By Gail MarksJarvis Chicago Tribune
WWR Article Summary (tl;dr) According to an analysis of Census data by the Pew Research Center, adults between 18 and 34 are more likely to live with a parent than to get married or move in with a romantic partner. The tendency to live with parents grew during and after the 2008 Great Recession, as weak pay and job opportunities weighed on young adults.
In a dramatic culture change, living with mom and dad has become the most common arrangement for young adults -- especially men.
Adults between 18 and 34 are more likely to live with a parent than to get married or move in with a romantic partner, according to an analysis of Census data by the Pew Research Center. The researchers note that it's the first time in more than 130 years in which young adults have chosen their parents' homes over living on their own in a relationship.
In 2014, 32.1 percent of young adults were living with a parent, while 31.6 percent were living in what Pew calls a romantic relationship -- either with a spouse or a partner.
About 35 percent of young men were living in a home with a parent, compared with 29 percent of women in parents' homes. More women tend to live with a spouse or partner -- 35 percent.
Apart from living with parents or a partner, another 14 percent of 18 to 34-year-olds were living alone, heading a household as a single parent, or sharing a residence with roommates. An additional 22 percent lived with other family members, such as grandparents, or were in college dormitories or other group quarters.
The tendency to live with parents grew during and after the 2008 Great Recession, as weak pay and job opportunities weighed on young adults, said Pew. But the researchers say the trend was growing before the recession and a major driver is a retreat from marriage and even a decline in living with a partner without being married. Although living together has been on the rise for young adults for years, the trend has "substantially fallen since 1990."
One in four of today's young adults may never marry, Pew projects.
The decline in young adults setting up their own households has implications for the U.S. economy because people tend not to buy major items for homes that are already well-equipped. Sales of everything from refrigerators to pots and pans and lawn mowers can be affected, and the lack of demand weighs on companies and potentially the people they hire.

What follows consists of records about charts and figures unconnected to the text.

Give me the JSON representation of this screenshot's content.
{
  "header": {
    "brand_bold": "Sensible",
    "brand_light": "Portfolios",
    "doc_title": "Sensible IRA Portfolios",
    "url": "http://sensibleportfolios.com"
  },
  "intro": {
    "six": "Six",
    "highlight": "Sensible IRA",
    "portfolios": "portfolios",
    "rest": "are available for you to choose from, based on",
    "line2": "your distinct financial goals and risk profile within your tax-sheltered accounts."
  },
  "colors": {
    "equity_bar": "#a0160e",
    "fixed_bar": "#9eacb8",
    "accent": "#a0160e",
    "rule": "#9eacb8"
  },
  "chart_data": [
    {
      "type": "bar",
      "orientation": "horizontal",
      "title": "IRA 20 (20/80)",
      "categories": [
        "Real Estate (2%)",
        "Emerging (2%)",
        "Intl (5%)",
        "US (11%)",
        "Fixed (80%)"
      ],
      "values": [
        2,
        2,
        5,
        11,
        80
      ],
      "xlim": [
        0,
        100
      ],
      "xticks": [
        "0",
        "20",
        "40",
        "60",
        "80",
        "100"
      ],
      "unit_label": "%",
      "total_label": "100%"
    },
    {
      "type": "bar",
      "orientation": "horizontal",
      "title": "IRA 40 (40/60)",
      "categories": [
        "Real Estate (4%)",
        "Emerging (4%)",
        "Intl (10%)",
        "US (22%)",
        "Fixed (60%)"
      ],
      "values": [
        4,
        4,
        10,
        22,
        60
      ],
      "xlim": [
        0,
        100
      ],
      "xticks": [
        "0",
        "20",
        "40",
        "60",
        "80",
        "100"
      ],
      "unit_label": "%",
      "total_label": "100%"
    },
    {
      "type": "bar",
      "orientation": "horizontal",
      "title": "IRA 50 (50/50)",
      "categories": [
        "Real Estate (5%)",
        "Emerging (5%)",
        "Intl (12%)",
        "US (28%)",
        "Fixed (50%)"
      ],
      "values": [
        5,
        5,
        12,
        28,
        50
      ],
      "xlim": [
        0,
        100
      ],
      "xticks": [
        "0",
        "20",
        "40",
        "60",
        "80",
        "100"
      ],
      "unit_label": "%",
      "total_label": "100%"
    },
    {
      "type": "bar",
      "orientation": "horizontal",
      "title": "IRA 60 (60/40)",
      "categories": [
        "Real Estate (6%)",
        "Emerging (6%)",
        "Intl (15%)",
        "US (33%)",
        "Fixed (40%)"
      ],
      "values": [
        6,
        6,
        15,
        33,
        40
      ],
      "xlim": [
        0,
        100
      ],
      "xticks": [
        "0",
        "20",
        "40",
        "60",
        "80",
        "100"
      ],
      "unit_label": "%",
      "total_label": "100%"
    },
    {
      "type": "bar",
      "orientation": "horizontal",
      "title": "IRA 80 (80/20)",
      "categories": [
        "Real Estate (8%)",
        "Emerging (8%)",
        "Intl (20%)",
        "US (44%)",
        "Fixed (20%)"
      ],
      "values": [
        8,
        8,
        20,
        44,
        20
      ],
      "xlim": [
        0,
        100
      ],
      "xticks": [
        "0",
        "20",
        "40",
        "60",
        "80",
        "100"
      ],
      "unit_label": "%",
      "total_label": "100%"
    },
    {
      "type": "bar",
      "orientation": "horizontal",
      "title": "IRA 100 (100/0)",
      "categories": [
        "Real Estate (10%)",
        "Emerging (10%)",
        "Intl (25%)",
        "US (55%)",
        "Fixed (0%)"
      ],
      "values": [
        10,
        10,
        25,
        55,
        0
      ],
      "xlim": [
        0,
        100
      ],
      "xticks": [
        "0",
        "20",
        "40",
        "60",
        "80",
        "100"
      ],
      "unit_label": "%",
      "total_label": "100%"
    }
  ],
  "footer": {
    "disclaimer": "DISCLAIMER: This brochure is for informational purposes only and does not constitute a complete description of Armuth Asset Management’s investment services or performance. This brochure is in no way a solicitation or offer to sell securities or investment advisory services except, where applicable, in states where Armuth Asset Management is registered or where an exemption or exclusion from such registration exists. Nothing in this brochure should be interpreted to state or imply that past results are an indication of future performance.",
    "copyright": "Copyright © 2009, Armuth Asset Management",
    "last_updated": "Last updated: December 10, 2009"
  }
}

In a separate recent report titled "Missing Young Adult Households," the National Association of Home Builders attributes a lack of demand for single-family homes to millennials living with mothers and fathers after graduating from college or high school. That study said 20 percent of people born 1981 to 1996 were living with parents.
Pew notes that poor employment and pay seems to be a factor in men living at home with parents. "Employed young men are much less likely to live at home than young men without a job," said Pew economist Richard Fry.
The share of young men with jobs peaked around 1960, when 84 percent were employed. In 2014, Pew found only 71 percent of 18- to 34-year-old men working. Pay for young men has been declining -- after factoring in the impact of inflation on buying power -- since 1970, said Fry. Pay declines were significant from 2000 to 2010.
Meanwhile, young women have been more likely than men to head their own households without living with a spouse or partner, according to the research. About 16 percent of women are heading up a household compared with only 13 percent of men.
The largest group of people who are married or living with a partner includes college graduates, Pew said. Only 19 percent of them were living with parents, compared with 46 percent living with a spouse or partner. Whites also were more likely to be living with a spouse or partner than blacks or Hispanics.
Pew notes that for young African-Americans, living with mom and/or dad is now the most common arrangement. Only 17 percent were living with a spouse or partner. For Hispanics, living with parents was also the dominant arrangement.
Although more whites were living with a spouse or partner, Pew found the general trend away from relationships and living with parents similar for all major racial and ethnic groups.
Yet the share of young Americans living with parents has not yet reached its previous peak. In 1940, 35 percent of the nation's 18- to 34-year-olds were doing so, according to Pew.